The ratio of the combined weight of the PAA and the API to the weight of the solvent in the spray drying solution (or other dispersion) formed in S104 is not critical, and may for example be at least 0.015:1, or at least 0.02:1, and up to 0.2:1 or It can be up to 0 1:1. The weight ratio of PAA to solvent in the spray drying solution is not critical, for example it may be at least 0.01:1, or at least 0.02:1, and may be at most 0.19:1 or at most 0.09:1. The weight ratio of API to solvent in the spray drying solution is not critical and may be, for example, at least 0.008:1, or at least 0.015:1, and may be at most 0.09:1 or at most 0.07:1. The ratio of API to PAA in the spray drying solution can be selected based on the desired ratio in ASD. For example, the ratio can be from 10:90 to 85:15 to achieve a corresponding ratio of API to PAA in ASD.

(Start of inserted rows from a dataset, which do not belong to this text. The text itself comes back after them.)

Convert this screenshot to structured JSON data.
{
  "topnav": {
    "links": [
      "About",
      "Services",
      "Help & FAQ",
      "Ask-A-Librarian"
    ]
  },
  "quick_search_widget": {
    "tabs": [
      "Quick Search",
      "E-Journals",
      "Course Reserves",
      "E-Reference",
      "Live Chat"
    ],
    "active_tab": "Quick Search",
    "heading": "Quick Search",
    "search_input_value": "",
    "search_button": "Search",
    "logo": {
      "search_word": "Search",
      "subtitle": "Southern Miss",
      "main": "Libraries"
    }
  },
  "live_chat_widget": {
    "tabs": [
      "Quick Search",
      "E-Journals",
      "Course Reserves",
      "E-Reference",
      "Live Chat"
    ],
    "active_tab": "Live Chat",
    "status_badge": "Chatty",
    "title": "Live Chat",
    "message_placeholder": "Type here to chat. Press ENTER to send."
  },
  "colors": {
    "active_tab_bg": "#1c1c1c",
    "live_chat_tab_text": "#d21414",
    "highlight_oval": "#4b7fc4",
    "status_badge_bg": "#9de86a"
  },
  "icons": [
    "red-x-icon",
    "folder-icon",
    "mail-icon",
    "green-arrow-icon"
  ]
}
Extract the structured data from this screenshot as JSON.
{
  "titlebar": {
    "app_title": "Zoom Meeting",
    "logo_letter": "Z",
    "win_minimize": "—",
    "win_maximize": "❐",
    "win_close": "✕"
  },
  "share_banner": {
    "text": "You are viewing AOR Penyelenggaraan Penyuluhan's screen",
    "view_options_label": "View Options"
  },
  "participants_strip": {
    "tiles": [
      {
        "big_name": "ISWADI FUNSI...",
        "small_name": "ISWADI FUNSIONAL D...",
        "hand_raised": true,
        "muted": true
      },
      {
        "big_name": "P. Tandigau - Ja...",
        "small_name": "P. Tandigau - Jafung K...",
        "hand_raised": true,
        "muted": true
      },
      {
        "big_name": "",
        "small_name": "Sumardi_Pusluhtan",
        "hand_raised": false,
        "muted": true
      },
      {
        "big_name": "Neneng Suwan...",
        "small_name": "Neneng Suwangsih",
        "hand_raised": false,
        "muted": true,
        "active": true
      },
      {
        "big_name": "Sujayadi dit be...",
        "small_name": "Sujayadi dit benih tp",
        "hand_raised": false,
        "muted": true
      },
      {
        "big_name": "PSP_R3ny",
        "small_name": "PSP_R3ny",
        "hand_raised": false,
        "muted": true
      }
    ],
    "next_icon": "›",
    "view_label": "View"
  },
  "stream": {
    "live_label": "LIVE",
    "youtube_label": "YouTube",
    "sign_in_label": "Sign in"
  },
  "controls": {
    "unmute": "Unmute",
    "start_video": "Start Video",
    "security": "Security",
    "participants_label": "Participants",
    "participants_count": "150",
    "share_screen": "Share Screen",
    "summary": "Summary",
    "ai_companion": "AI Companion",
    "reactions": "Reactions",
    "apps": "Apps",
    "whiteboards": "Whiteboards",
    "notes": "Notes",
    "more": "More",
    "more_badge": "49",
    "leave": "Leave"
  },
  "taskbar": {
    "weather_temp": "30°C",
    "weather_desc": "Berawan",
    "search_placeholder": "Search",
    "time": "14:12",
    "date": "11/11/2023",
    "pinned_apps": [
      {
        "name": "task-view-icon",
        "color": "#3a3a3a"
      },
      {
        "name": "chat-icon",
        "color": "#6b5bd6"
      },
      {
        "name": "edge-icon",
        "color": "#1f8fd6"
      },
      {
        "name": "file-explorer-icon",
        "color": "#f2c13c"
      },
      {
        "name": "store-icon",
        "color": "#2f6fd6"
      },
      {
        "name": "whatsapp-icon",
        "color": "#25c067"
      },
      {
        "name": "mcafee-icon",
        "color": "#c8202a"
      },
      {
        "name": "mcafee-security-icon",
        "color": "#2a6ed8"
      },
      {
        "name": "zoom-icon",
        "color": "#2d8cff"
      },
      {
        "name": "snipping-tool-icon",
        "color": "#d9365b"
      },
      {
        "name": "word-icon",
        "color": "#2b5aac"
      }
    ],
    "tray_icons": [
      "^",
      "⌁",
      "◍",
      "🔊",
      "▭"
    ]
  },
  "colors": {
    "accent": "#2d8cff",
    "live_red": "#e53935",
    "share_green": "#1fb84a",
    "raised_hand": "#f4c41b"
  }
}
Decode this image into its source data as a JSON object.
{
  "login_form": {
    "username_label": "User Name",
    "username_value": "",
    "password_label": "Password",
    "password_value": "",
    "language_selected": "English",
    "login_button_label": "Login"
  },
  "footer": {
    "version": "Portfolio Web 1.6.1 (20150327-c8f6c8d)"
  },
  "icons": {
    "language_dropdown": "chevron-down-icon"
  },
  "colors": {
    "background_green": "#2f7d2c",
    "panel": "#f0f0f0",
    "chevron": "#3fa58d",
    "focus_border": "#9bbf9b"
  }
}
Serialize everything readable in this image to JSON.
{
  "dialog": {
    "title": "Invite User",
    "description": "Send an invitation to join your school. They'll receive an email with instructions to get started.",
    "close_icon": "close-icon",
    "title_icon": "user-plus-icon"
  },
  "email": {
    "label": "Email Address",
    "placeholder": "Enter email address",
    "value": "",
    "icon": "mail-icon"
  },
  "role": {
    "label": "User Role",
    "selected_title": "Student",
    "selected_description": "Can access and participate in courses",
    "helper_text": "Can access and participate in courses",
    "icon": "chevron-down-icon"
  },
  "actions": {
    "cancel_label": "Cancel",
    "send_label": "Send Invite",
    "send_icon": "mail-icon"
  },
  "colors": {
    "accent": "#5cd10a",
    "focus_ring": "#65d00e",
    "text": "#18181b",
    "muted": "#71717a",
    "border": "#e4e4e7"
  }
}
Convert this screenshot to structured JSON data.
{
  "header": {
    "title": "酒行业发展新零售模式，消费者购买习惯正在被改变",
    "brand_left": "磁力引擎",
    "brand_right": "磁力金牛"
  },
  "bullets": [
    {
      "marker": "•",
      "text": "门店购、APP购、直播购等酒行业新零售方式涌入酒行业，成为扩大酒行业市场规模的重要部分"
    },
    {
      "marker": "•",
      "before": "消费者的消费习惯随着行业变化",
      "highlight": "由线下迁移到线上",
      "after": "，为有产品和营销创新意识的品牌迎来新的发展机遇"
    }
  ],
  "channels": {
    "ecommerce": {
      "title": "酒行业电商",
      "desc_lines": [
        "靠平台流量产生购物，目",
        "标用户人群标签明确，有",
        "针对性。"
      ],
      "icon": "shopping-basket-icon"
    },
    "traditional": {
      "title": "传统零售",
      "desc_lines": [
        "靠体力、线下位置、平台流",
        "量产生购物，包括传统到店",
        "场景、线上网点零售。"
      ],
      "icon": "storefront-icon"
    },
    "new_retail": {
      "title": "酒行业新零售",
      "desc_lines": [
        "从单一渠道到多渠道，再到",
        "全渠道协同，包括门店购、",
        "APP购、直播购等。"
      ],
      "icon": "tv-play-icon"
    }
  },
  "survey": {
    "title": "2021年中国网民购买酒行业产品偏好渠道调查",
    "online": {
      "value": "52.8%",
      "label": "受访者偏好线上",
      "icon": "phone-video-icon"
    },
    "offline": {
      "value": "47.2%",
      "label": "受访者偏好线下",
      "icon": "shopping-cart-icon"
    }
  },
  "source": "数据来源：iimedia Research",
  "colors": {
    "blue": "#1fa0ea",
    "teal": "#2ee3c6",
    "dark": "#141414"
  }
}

To form a spray dried solution, the PAA (eg, in powder form) and the API may first be dissolved in their respective solvent(s), which may be the same or different, and the two solutions combined. In another embodiment, the pure API is added to a solution containing the PAA and solvent(s). In another embodiment, PAA with little or no solvent is added to the solution containing the API and solvent. In some embodiments, a solution containing PAA and API may include one or more excipients and/or adjuvants, or precursors thereof.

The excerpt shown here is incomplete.